Depending on your reactor type, the spent fuel is actually more “weapons grade” than what you start with. So it’s not ideal for burying and leaving unattended. WGP comes from uranium reactors, which constitute maybe 60% of the world’s reactors.
 

Doback

Well-Known Member
He is quite weak on the dangers of nuclear. He doesn't gloss over the engineering prowess required to reliably run a reactor, but he waves his hand at the risks and the costs and the determination required to make a large portion of a nation's power via the atom.

I think he misses an opportunity to prove how many people's lives nuclear adversely impacted vs how many people coal fired pollution affects every year. I'll bet the former number is far lower than the latter.
33309

Even compared to the number of people killed installing windmills, nuclear energy is surprisingly safe on a per TWh basis. When taking into account air pollution it’s a strikingly drastic difference to coal and oil.
 

Griz882

Frightening children with the Griz-O-Copter!
pilot
Contributor
View attachment 33309

Even compared to the number of people killed installing windmills, nuclear energy is surprisingly safe on a per TWh basis. When taking into account air pollution it’s a strikingly drastic difference to coal and oil.
Interesting…I’m spitballing here but I imagine that more guys died building just the Hoover Dam (96) than every windmill accident in the world combined. What is the metric for a “death” in each production sector?
 

Griz882

Frightening children with the Griz-O-Copter!
pilot
Contributor
You got me looking with that energy source v. death post…I found this article to be a clearer, slightly more humorous, analysis of the data.

 

exNavyOffRec

Well-Known Member
View attachment 33309

Even compared to the number of people killed installing windmills, nuclear energy is surprisingly safe on a per TWh basis. When taking into account air pollution it’s a strikingly drastic difference to coal and oil.
I like how they include deaths due to mining and milling accidents for Nuclear, why don't they include the industrial accidents for wind, solar, etc as well?

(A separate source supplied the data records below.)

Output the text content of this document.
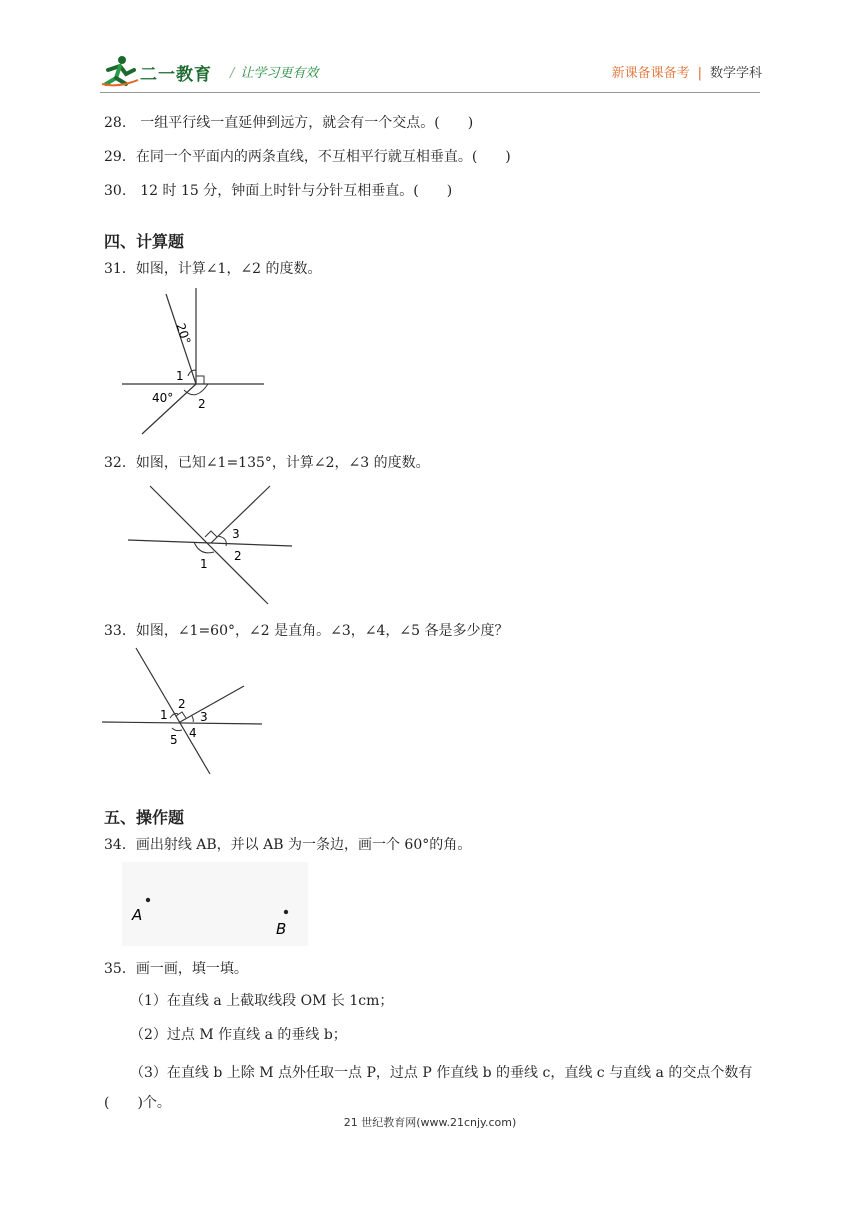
二一教育 / 让学习更有效	新课备课备考 | 数学学科
28.　一组平行线一直延伸到远方，就会有一个交点。(　　)
29．在同一个平面内的两条直线，不互相平行就互相垂直。(　　)
30.　12 时 15 分，钟面上时针与分针互相垂直。(　　)
四、计算题
31．如图，计算∠1，∠2 的度数。
20°
1
40° 2
32．如图，已知∠1=135°，计算∠2，∠3 的度数。
3
2
1
33．如图，∠1=60°，∠2 是直角。∠3，∠4，∠5 各是多少度？
2
1	3
4
5
五、操作题
34．画出射线 AB，并以 AB 为一条边，画一个 60°的角。
A
B
35．画一画，填一填。
（1）在直线 a 上截取线段 OM 长 1cm；
（2）过点 M 作直线 a 的垂线 b；
（3）在直线 b 上除 M 点外任取一点 P，过点 P 作直线 b 的垂线 c，直线 c 与直线 a 的交点个数有(　　)个。
21 世纪教育网(www.21cnjy.com)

How about the deaths in operation of Coal, Oil, Wind, Solar, NG, Biomass and hydro? if you include it for one you should include it for all.
 

Flash

SEVAL/ECMO
None
Super Moderator
Contributor
Even compared to the number of people killed installing windmills, nuclear energy is surprisingly safe on a per TWh basis. When taking into account air pollution it’s a strikingly drastic difference to coal and oil.

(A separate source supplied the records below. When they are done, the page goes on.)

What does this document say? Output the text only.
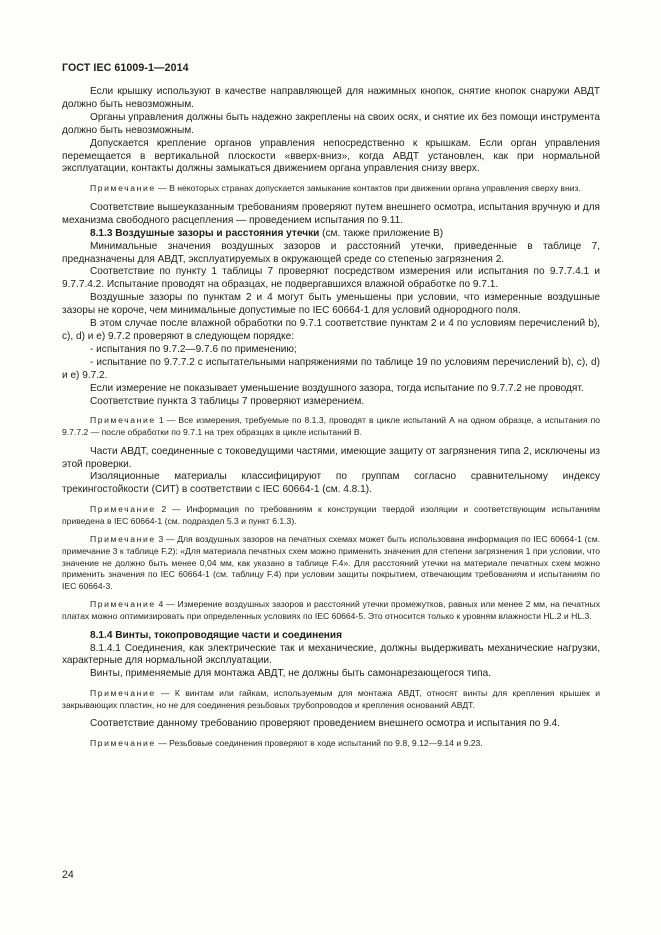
ГОСТ IEC 61009-1—2014

Если крышку используют в качестве направляющей для нажимных кнопок, снятие кнопок снаружи АВДТ должно быть невозможным.

Органы управления должны быть надежно закреплены на своих осях, и снятие их без помощи инструмента должно быть невозможным.

Допускается крепление органов управления непосредственно к крышкам. Если орган управления перемещается в вертикальной плоскости «вверх-вниз», когда АВДТ установлен, как при нормальной эксплуатации, контакты должны замыкаться движением органа управления снизу вверх.

Примечание — В некоторых странах допускается замыкание контактов при движении органа управления сверху вниз.

Соответствие вышеуказанным требованиям проверяют путем внешнего осмотра, испытания вручную и для механизма свободного расцепления — проведением испытания по 9.11.

8.1.3 Воздушные зазоры и расстояния утечки (см. также приложение В)

Минимальные значения воздушных зазоров и расстояний утечки, приведенные в таблице 7, предназначены для АВДТ, эксплуатируемых в окружающей среде со степенью загрязнения 2.

Соответствие по пункту 1 таблицы 7 проверяют посредством измерения или испытания по 9.7.7.4.1 и 9.7.7.4.2. Испытание проводят на образцах, не подвергавшихся влажной обработке по 9.7.1.

Воздушные зазоры по пунктам 2 и 4 могут быть уменьшены при условии, что измеренные воздушные зазоры не короче, чем минимальные допустимые по IEC 60664-1 для условий однородного поля.

В этом случае после влажной обработки по 9.7.1 соответствие пунктам 2 и 4 по условиям перечислений b), c), d) и e) 9.7.2 проверяют в следующем порядке:

- испытания по 9.7.2—9.7.6 по применению;

- испытание по 9.7.7.2 с испытательными напряжениями по таблице 19 по условиям перечислений b), c), d) и e) 9.7.2.

Если измерение не показывает уменьшение воздушного зазора, тогда испытание по 9.7.7.2 не проводят.

Соответствие пункта 3 таблицы 7 проверяют измерением.

Примечание 1 — Все измерения, требуемые по 8.1.3, проводят в цикле испытаний А на одном образце, а испытания по 9.7.7.2 — после обработки по 9.7.1 на трех образцах в цикле испытаний В.

Части АВДТ, соединенные с токоведущими частями, имеющие защиту от загрязнения типа 2, исключены из этой проверки.

Изоляционные материалы классифицируют по группам согласно сравнительному индексу трекингостойкости (СИТ) в соответствии с IEC 60664-1 (см. 4.8.1).

Примечание 2 — Информация по требованиям к конструкции твердой изоляции и соответствующим испытаниям приведена в IEC 60664-1 (см. подраздел 5.3 и пункт 6.1.3).

Примечание 3 — Для воздушных зазоров на печатных схемах может быть использована информация по IEC 60664-1 (см. примечание 3 к таблице F.2): «Для материала печатных схем можно применить значения для степени загрязнения 1 при условии, что значение не должно быть менее 0,04 мм, как указано в таблице F.4». Для расстояний утечки на материале печатных схем можно применить значения по IEC 60664-1 (см. таблицу F.4) при условии защиты покрытием, отвечающим требованиям и испытаниям по IEC 60664-3.

Примечание 4 — Измерение воздушных зазоров и расстояний утечки промежутков, равных или менее 2 мм, на печатных платах можно оптимизировать при определенных условиях по IEC 60664-5. Это относится только к уровням влажности HL.2 и HL.3.

8.1.4 Винты, токопроводящие части и соединения

8.1.4.1 Соединения, как электрические так и механические, должны выдерживать механические нагрузки, характерные для нормальной эксплуатации.

Винты, применяемые для монтажа АВДТ, не должны быть самонарезающегося типа.

Примечание — К винтам или гайкам, используемым для монтажа АВДТ, относят винты для крепления крышек и закрывающих пластин, но не для соединения резьбовых трубопроводов и крепления оснований АВДТ.

Соответствие данному требованию проверяют проведением внешнего осмотра и испытания по 9.4.

Примечание — Резьбовые соединения проверяют в ходе испытаний по 9.8, 9.12—9.14 и 9.23.

24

As much as I am a fan of nuclear energy it has proven itself to be a fickle bitch when not handled properly, you can't even blame the commies alone for proving that, and the consequences to those mistakes last a really long time. While we have had a decent safety record in this country with nuclear power, even with Three Mile Island, we still have a significant nuclear waste problem that isn't going away for a very long time.
 

exNavyOffRec

Well-Known Member
As much as I am a fan of nuclear energy it has proven itself to be a fickle bitch when not handled properly, you can't even blame the commies alone for proving that, and the consequences to those mistakes last a really long time. While we have had a decent safety record in this country with nuclear power, even with Three Mile Island, we still have a significant nuclear waste problem that isn't going away for a very long time.

Quite a bit of that waste is due to manufacture of nuclear weapons, that creates a lot of waste. The waste from power generation is minimal and it is really only waste because the US has to be more careful than anyone else, even though you can find items in general public that could give you more exposure.

TMI wouldn't raise any eyebrows if people knew how little the exposure was and how much exposure we get from x-rays.

It is really an awareness and understanding problem more than anything.